We resumed our trip and returned to I-84. We stopped first at highway arch and then a pioneer rest stop, Deadmans Pass, which had a lot of narrative displays about the Oregon Trail pioneers. This site was midway between an three day ascent and then a steep descent to the Umatilla River


 

For the next 3 hours we drove up through green forests in Oregon and then down into the Columbia River Valley where we crossed into the State of Washington and on to I-82. There the environment almost immediately changed to dry, hot and brown. For the next hour we passed lots of vineyards,fruit orchards and hops fields. The latter are grown on 7 ft high triangular supports. The other feature of the landscape were the thousands of produce boxes stacked along the farms to be loaded and similar boxes at teh food processing plants that were scattered along the interstate. We stopped in Yakima for refueling, both gasoline and electric, an early dinner and a cash withdrawal. We walked around downtown a bit, very hot and pretty deserted and ate at the Second Street Grill. Indoor eating is prohibited due the virus, but the shaded outdoor patio made for a pleasant dinner. The car was charged up to 18 miles courtesy of a free chamber of commerce charger. It was a GE charger, one I had never seen before.

Following dinner we returned to I-82 and began a 5 hour drive to our hotel. We passed over the twin span Fred Redmon Bridge spanning the Selah Creek which when completed in 1971 was the longest concrete arch bridge in the US and won an award "for excellence in the use of concrete". It was named for the first chairman of the Washington Highway Commission. All that information was courtesy of a stop in an overlook just after we crossed the bridge.



 

We transitioned to I-90 west and passed over the Snoqualmie pass, elevation 3022 ft. which receives a lot of snow in the winter, is frequently closed due to the snow and averages over 30 accidents a year. We did not have to deal with that, but as we were descending from the pass we noticed an extremely long traffic back-up going eastbound due to road construction. We were in the middle of no where in the Cascade mountains and while it was very green and beautiful, there are no other roads in this area so the eastbound traffic just inched along for miles. On the as of yet undetermined route back we will not take this road.

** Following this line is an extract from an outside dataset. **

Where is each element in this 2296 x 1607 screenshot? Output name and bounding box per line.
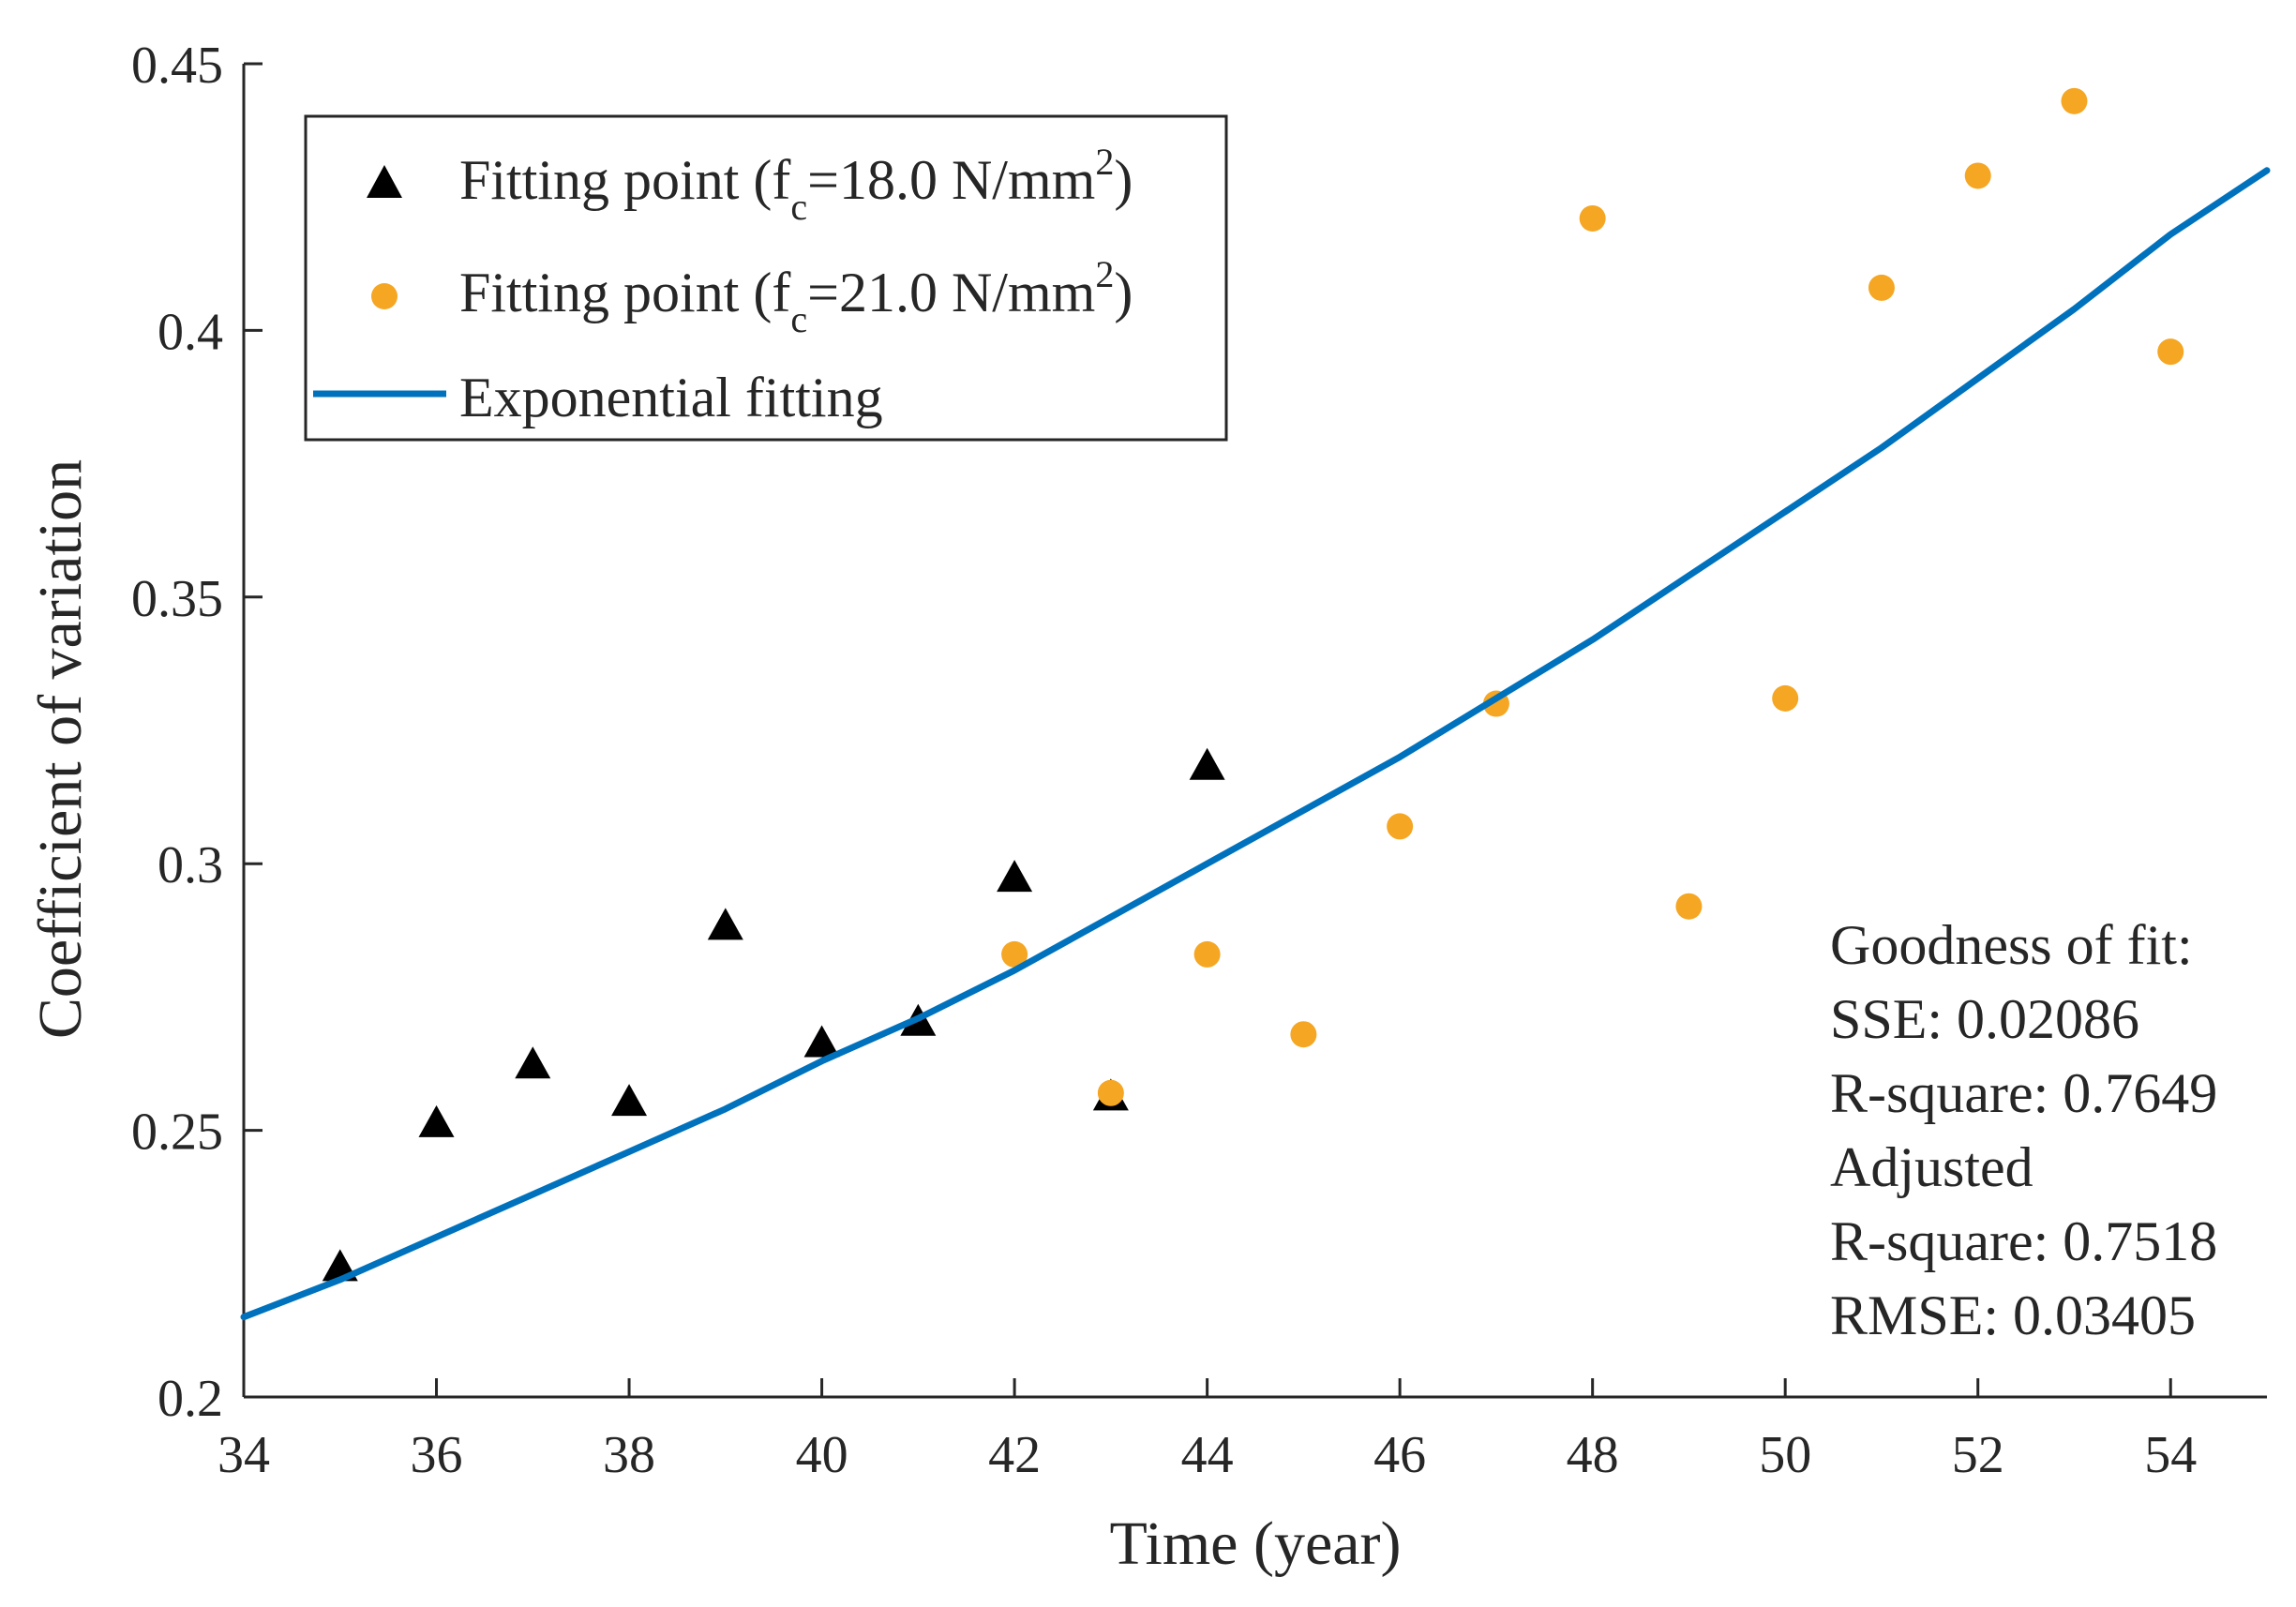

East of Seattle we turned south off of I-90 and circumvented both Seattle and Tacoma. Too many virus inspired closings in those cities to visit them. We rounded the southern end of Puget Sound and as we began our trip north up the Kitsap peninsula we crossed the Tacoma Narrows Bridge. This twin span, one built in 1950 and the other in 2007, replaced the original span which was build in 1940 and 4 months collapsed under 40 mph winds due to aeroelastic flutter. That event is the subject of a much viewed film  https://en.wikipedia.org/wiki/Tacoma_Narrows_Bridge_(1940)#Film_of_collapse. The State could not collect on one of its insurance policies on the bridge because its insurance agent had absconded with the premium. The only fatality was a dog, Tubby, which resisted rescue attemps and bit one of the would be rescuers. The owner of the last car on the bridge, and Tubby received a settlement of $50 for his lost car and $362 for its contents, including Tubby


 During the original bridge's short life it was the third longest suspension bridge in the US. The replacement bridge had tolls, but amazingly when the bonds were paid off the tolls were removed. Sadly after completion of the second span they were reinstated in 2007, but only for eastbound traffic so we did not pay them.

Following a winding and darkening drive north and then west on the Olympic Peninsula we arrived at our motel in Port Angeles about 9:00.